Die Entführer drohen nach weitergehenden Presseberichten in einem „letzten Ultimatum“, die beiden Deutschen zu töten, wenn nicht irakische Gefangene der US-Streitkräfte frei gelassen würden. In der schriftlichen Erklärung heißt es den Berichten zufolge: „Falls ihr unsere Forderungen nicht erfüllt, die gefangenen Männer und Frauen aus den Gefängnissen freizulassen und nicht jegliche Unterstützung für die Amerikaner und ihre Helfer aufgebt … wird ihnen sofort die gerechte Strafe widerfahren.“

Wie die Sprecherin des Auswärtigen Amtes sagte, sind derzeit „Experten des Krisenstabes und der relevanten Stellen“ dabei, das Video auszuwerten. Dies sollte den Angaben zufolge bis in die Nacht dauern. Der Krisenstab wollte am Montagmorgen zu einer Sitzung zusammenkommen und sich mit den Ergebnissen befassen.

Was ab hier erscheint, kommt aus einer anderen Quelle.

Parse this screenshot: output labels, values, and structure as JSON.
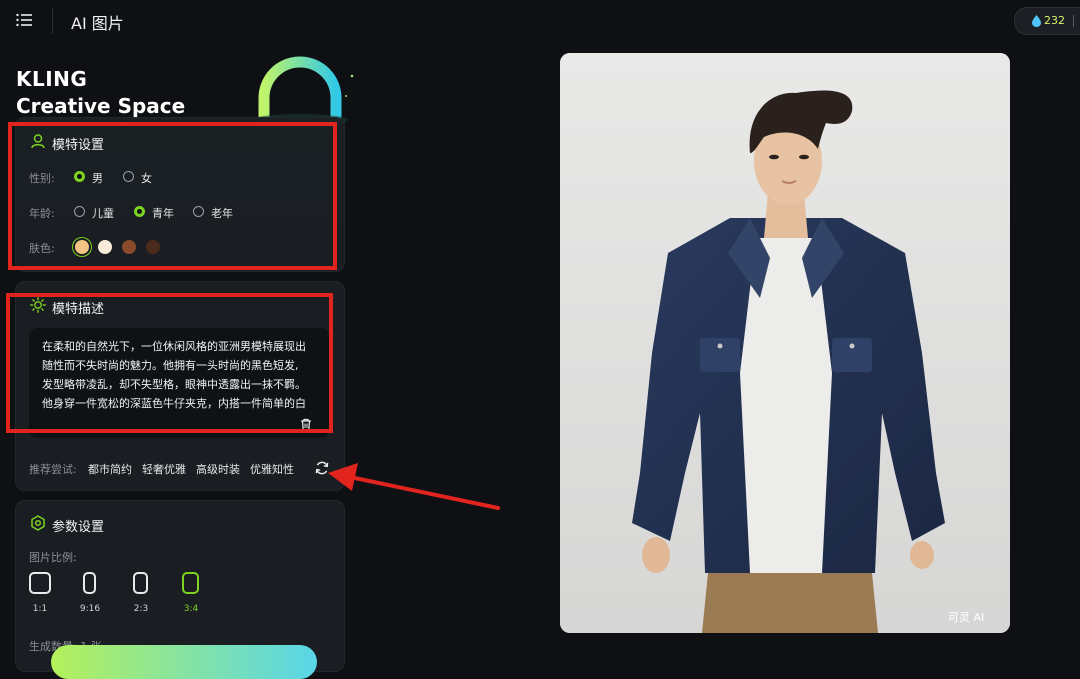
{
  "header": {
    "app_title": "AI 图片",
    "credits": "232"
  },
  "brand": {
    "line1": "KLING",
    "line2": "Creative Space"
  },
  "model_settings": {
    "title": "模特设置",
    "gender_label": "性别:",
    "gender_options": [
      "男",
      "女"
    ],
    "gender_selected": "男",
    "age_label": "年龄:",
    "age_options": [
      "儿童",
      "青年",
      "老年"
    ],
    "age_selected": "青年",
    "skin_label": "肤色:",
    "skin_colors": [
      "#f2c384",
      "#f7ecd9",
      "#8a4b2c",
      "#4a2a1c"
    ],
    "skin_selected_index": 0
  },
  "model_description": {
    "title": "模特描述",
    "lines": [
      "在柔和的自然光下，一位休闲风格的亚洲男模特展现出",
      "随性而不失时尚的魅力。他拥有一头时尚的黑色短发,",
      "发型略带凌乱，却不失型格，眼神中透露出一抹不羁。",
      "他身穿一件宽松的深蓝色牛仔夹克，内搭一件简单的白"
    ],
    "suggest_label": "推荐尝试:",
    "suggestions": [
      "都市简约",
      "轻奢优雅",
      "高级时装",
      "优雅知性"
    ]
  },
  "params": {
    "title": "参数设置",
    "ratio_label": "图片比例:",
    "ratios": [
      "1:1",
      "9:16",
      "2:3",
      "3:4"
    ],
    "ratio_selected": "3:4",
    "count_label": "生成数量: 1 张"
  },
  "preview": {
    "watermark": "可灵 AI"
  },
  "colors": {
    "accent": "#7ed321",
    "annotation_red": "#e2241f",
    "background": "#0e1013",
    "panel": "#1a1e23"
  }
}
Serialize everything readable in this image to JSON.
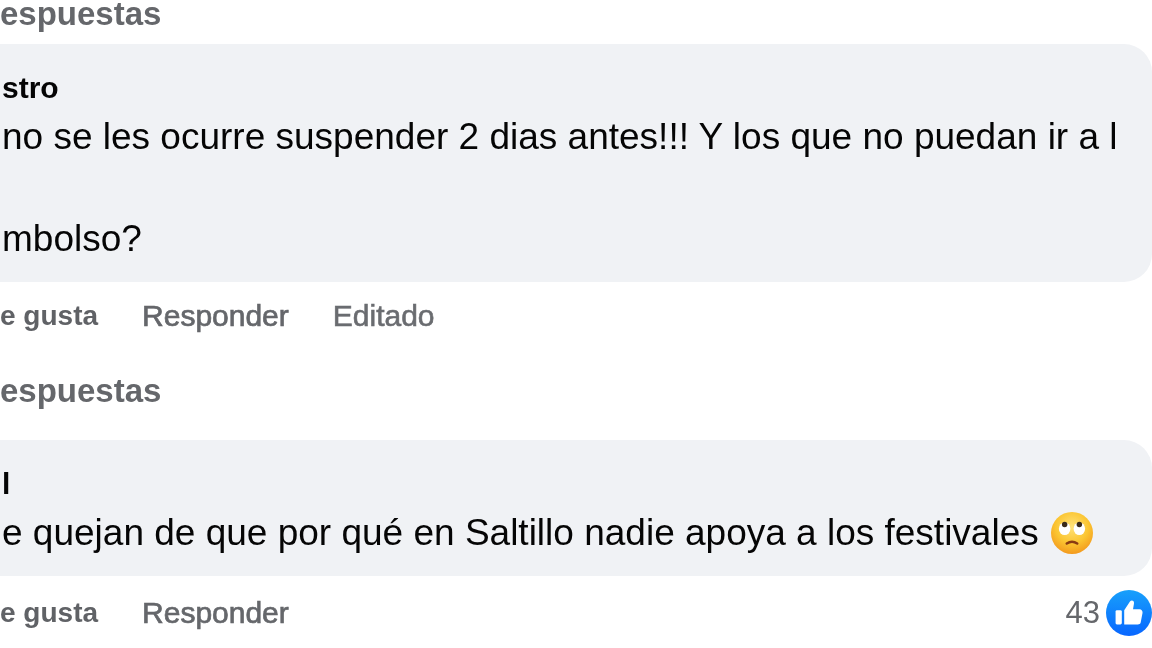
{
  "replies_link_above": "espuestas",
  "comments": [
    {
      "author": "stro",
      "paragraphs": [
        "no se les ocurre suspender 2 dias antes!!! Y los que no puedan ir a l",
        "mbolso?"
      ],
      "ends_with_emoji": false,
      "actions": [
        {
          "kind": "like",
          "label": "e gusta"
        },
        {
          "kind": "reply",
          "label": "Responder"
        },
        {
          "kind": "edited",
          "label": "Editado"
        }
      ],
      "replies_link": "espuestas"
    },
    {
      "author": "l",
      "paragraphs": [
        "e quejan de que por qué en Saltillo nadie apoya a los festivales"
      ],
      "ends_with_emoji": true,
      "actions": [
        {
          "kind": "like",
          "label": "e gusta"
        },
        {
          "kind": "reply",
          "label": "Responder"
        }
      ],
      "reaction_count": "43"
    }
  ]
}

Die beiden Leipziger Bräunlich (32) und Nitzschke (28) waren in der nordirakischen Region um die Stadt Baidji von Bewaffneten entführt worden. Der Krisenstab im Auswärtigen Amt bemüht sich seitdem um eine Lösung. Das bislang jüngste Lebenszeichen in Form einer Videobotschaft stammt von Anfang Februar.

Ingeborg Bräunlich, sagte, die BKA-Beamten wollten sie nach der Auswertung des Bandes nochmals anrufen. „Eine Bestätigung von den Behörden ist mir schon wichtig. Es gab ja schon einmal eine Ente“, sagte sie. Sie wusste zunächst nichts Näheres, angesichts der Nachrichten zeigte sie sich aber voller Hoffnung: „Als ich von dem Video gehört habe, habe ich mich gleich ans Internet gesetzt“. Das sei derzeit auch ihre einzige Informationsquelle.

Nach dem neuen Lebenszeichen von Bräunlich und Nitzschke wollen sich Angehörige, Freunde und Kollegen am Montag in der Leipziger Nikolaikirche bei einem Friedensgebet mit besonderem Nachdruck für die Freilassung der beiden einsetzen. Danach ist die 21. Mahnwache geplant.